Ma la situazione più pesante della maxi inchiesta, coordinata dal pm Francesco Pinto e affidata alla guardia di finanza, è quella che vede coinvolte alcune delle principali imprese italiane del settore bonifiche e demolizioni industriali: Ecoge, Demont, Ise, e Icostra per la Liguria, e poi la Baraldi spa di Modena, il Consorzio Cooperative Costruzioni di Bologna, la veneziana Idea, la furia Holding di Fidenza, la Torino Scavi Manzone, la Despe di Bergamo, la M.S. Isolamenti di Seveso, la Agrideco di Follonica.
Per alcuni episodi in cui è contestata la turbativa solo in concorso, sono indagati anche rappresentanti delle imprese Pamoter, Nec e Sirce.

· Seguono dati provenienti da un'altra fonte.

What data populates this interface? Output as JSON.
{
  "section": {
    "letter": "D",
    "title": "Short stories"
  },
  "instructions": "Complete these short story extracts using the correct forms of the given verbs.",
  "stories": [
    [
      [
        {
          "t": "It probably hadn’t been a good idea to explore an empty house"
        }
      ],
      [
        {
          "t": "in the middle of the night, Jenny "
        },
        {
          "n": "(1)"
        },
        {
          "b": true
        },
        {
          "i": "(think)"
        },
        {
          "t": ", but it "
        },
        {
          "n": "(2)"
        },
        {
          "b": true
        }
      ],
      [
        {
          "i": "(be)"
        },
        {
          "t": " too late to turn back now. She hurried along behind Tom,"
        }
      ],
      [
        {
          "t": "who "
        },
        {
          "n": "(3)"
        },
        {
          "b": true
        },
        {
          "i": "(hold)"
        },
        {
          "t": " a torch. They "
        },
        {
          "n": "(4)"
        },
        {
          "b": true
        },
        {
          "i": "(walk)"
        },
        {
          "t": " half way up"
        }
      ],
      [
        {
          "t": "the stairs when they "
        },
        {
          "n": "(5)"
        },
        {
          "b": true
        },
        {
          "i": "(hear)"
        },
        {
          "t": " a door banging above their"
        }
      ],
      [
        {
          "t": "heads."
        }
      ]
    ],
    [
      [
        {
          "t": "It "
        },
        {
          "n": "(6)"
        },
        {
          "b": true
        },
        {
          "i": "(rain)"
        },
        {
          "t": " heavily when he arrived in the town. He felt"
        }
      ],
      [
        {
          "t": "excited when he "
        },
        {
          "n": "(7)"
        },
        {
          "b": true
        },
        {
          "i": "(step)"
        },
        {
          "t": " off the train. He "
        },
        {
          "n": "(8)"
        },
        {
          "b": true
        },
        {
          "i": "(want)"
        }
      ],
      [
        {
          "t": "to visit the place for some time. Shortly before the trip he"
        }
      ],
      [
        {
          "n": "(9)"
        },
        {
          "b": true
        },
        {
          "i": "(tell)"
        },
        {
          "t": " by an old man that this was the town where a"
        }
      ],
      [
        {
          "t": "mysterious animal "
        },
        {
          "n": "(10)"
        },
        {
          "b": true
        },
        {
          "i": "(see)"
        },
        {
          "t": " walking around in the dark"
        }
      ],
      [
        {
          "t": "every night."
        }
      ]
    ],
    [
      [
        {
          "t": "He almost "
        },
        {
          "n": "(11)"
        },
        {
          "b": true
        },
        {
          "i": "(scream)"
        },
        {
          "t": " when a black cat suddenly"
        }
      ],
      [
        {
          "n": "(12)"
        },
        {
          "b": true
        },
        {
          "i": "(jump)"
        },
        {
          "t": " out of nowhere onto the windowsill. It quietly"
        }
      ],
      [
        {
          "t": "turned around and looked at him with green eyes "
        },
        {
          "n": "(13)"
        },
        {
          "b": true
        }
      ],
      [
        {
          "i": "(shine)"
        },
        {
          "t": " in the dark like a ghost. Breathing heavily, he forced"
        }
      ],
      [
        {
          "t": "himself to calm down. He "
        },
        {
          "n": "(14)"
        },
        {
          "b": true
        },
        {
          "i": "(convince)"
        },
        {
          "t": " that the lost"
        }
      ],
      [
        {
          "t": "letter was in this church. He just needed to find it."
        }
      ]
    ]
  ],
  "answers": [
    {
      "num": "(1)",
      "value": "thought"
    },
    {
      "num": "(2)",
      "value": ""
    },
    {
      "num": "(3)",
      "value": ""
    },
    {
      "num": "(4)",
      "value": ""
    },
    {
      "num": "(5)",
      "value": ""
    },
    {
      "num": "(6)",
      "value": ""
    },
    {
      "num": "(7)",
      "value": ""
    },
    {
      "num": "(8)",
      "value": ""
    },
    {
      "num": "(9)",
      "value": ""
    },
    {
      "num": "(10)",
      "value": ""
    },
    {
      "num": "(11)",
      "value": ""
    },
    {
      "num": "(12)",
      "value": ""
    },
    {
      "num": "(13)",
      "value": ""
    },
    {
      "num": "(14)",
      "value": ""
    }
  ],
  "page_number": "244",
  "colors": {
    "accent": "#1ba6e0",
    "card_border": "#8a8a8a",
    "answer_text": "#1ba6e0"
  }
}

Secondo il pm Pinto e i finanzieri, il “cartello” si sarebbe accordato in modo tale da presentare offerte alle gare d’appalto, con ribassi concordati in modo da individuare fin dall’inizio il vincitore secondo una logica di suddivisione che non doveva lasciare scontento nessuno.
Sempre in base alle accuse degli inquirenti, i “furbetti” della bonifica garantivano allo sconfitto di turno la possibilità di partecipare ai lavori attraverso contratti si sub appalto. Per la procura il promotore dell’associazione era Gino Mamone che in questo meccanismo che «falsava la libera concorrenza» si sarebbe aggiudicato, come vincitore o sub appaltatore, molti degli appalti delle acciaierie. Mamone, nel 2012 è stato condannato per corruzione con i due ex amministratori comunali Paolo Striano e Massimo Casagrande per il tentativo di vendita dell’ex oleificio Gaslini.
I ribassi concordati per gli investigatori oscillavano in genere tra il 23 e il 25% con punte del 32%. Tra i lotti (2006-2009) per i quali sono ipotizzate le turbative ci sono i lavori per la sistemazione del “Ponte Basso”, lo smantellamento dell’area Gasometri, la demolizione del cosiddetto gasometro Afo (quello più grande, alto 98 metri); e ancora lo smantellamento e la demolizione della cokeria, delle aree A1 e A5 dell’Ilva, della cosiddetta zona Lanfranco, e ancora la demolizione dell’altoforno Afo 2 e dell’area A3 e della zona parcheggio. Sarebbero stati truccati anche gli appalti per la gestione centralizzata dei rifiuti così come i lavori del primo sublotto di viabilità in sponda destra del torrente Polcevera.
Nei prossimi giorni tutti gli indagati, attraverso i loro legali potranno presentare memorie e chiedere di essere interrogati. In seguito, a meno di chiarimenti decisivi, è probabile che il pm Pinto presenti al gip le richieste di rinvio a giudizio.